64. Los sistemas internos de responsabilidad social van desde la autodeclaración del cumplimiento del código por parte de los directivos, proveedores o afiliados hasta la supervisión activa, la evaluación y los procesos de informe. La autocertificación puede ser llevada a cabo por medio de reconocimientos escritos de los subcontratistas, proveedores o agentes de compra, de la certificación sobre los documentos de flete, de la verificación de que determinadas acciones han sido llevadas a cabo, de requisitos de mantenimiento documental de pruebas de cumplimiento (con el derecho reservado de llevar a cabo inspecciones en el propio lugar) o simplemente, una disposición contractual. En las relaciones contractuales, ciertas empresas emplean a los compradores u otros intermediarios de la cadena del producto para certificar el cumplimiento de los proveedores; este mecanismo pone a la empresa que dispone del código a mayor distancia de los proveedores actuales y los datos de que disponemos sugieren que no es suficientemente eficaz. La supervisión activa puede ser llevada a cabo por el personal de la empresa, por consultores externos, o bien desde el exterior por partes terceras o inspectores profesionales. En general, las empresas favorecen los procesos internos por la preocupación de que se produzcan escapes de información confidencial. Sin embargo, según uno de los estudios, cuanto más vertical resulte la estructura de la empresa (es decir, la propiedad o control de todos los pasos del proceso de producción), más probable es que se facilite la supervisión por presencia regional o nacional, con lo que se faciliten las inspecciones frecuentes(97) . La supervisión más escasa se produce en las relaciones menos integradas en la cadena o en las operaciones de la empresa. La información pública de los resultados puede servir para calmar (hasta cierto punto) las sospechas en relación con la supervisión interna.
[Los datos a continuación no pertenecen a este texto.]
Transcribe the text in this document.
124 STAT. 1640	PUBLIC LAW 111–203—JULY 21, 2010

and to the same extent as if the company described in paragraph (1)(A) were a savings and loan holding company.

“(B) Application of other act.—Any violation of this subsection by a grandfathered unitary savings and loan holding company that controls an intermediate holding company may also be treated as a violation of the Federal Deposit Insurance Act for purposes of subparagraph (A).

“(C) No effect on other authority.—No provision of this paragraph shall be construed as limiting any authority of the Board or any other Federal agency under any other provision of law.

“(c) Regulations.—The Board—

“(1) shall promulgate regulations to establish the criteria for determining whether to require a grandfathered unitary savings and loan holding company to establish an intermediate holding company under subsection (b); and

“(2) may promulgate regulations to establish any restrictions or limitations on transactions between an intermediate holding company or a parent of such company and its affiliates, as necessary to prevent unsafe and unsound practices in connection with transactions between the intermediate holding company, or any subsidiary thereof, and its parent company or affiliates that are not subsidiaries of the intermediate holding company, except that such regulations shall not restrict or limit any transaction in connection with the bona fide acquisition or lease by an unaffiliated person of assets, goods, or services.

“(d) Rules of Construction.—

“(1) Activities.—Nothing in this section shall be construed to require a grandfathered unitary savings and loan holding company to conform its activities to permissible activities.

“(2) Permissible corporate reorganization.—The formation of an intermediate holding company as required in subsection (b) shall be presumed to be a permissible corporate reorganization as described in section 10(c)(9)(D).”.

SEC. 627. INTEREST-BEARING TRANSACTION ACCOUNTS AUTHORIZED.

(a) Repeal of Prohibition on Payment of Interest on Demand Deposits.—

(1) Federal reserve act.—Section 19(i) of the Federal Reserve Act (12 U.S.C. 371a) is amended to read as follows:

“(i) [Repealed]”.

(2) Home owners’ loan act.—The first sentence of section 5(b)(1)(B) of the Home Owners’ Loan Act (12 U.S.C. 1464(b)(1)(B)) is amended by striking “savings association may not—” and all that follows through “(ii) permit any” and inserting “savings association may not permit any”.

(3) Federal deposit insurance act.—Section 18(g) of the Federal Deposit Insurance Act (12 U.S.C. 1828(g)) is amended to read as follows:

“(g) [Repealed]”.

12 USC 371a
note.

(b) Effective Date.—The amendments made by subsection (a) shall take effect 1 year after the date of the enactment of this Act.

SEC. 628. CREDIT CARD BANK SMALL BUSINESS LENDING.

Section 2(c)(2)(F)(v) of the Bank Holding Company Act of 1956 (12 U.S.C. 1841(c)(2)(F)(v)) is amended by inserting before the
65. La supervisión o inspección externa puede referirse a diversos tipos de evaluación por parte tercera. Algunos de tales controles se llevan a cabo con información y métodos controlados por la empresa que está en estudio; otras supervisiones externas que hacen estas presiones desde fuera se consideran independientes del control de la empresa. La evaluación de la independencia depende de las circunstancias así como de los actores de que se trate. Uno de los enfoques supone la utilización de la asociación de industria, e incluso de las organizaciones de empleadores como parte tercera. Otro enfoque que se basa en contratar una inspección profesional o una empresa de auditoría, se está haciendo cada vez más corriente a medida que estas empresas adoptan carteras sociales para mejorar los demás servicios que ofrecen. La empresa contratada suele suministrar a la empresa que contrata otros servicios de inspección o auditoría. Ciertos datos indican que las empresas tradicionales de contabilidad financiera pueden ser menos independientes, debido a su inexperiencia en la detección de las infracciones en el lugar de trabajo y de determinadas relaciones contractuales preexistentes con la dirección de la empresa. En otro enfoque a la supervisión externa, las empresas multinacionales (y de otro tipo) están iniciando acuerdos con alianzas dirigidas por las organizaciones no gubernamentales para supervisar y producir los informes; la financiación de tales iniciativas no resulta muy clara y los sindicatos están claramente ausentes de la mayoría de estos acuerdos. Otra manera de actuar (que resulta demasiado reciente para poder juzgarla) consiste en que los sindicatos y las empresas establezcan estructuras conjuntas de supervisión y de certificación(98) . En una nueva aproximación a la supervisión externa, la industria o las organizaciones de empleadores patrocinan una estructura de acreditación que pueda ser utilizada por las empresas afiliadas a menor costo y con una visibilidad potencialmente mayor debido al frente común que forman las empresas afiliadas. Los modelos de parte tercera con organizaciones no gubernamentales y organizaciones de trabajadores persiguen unos sistemas de acreditación con horarios de certificación; en esta estructura, las empresas tienen que hacer frente a un sistema menos costoso pero potencialmente con menor insumo en el proceso de certificación que en ninguno de los demás modelos.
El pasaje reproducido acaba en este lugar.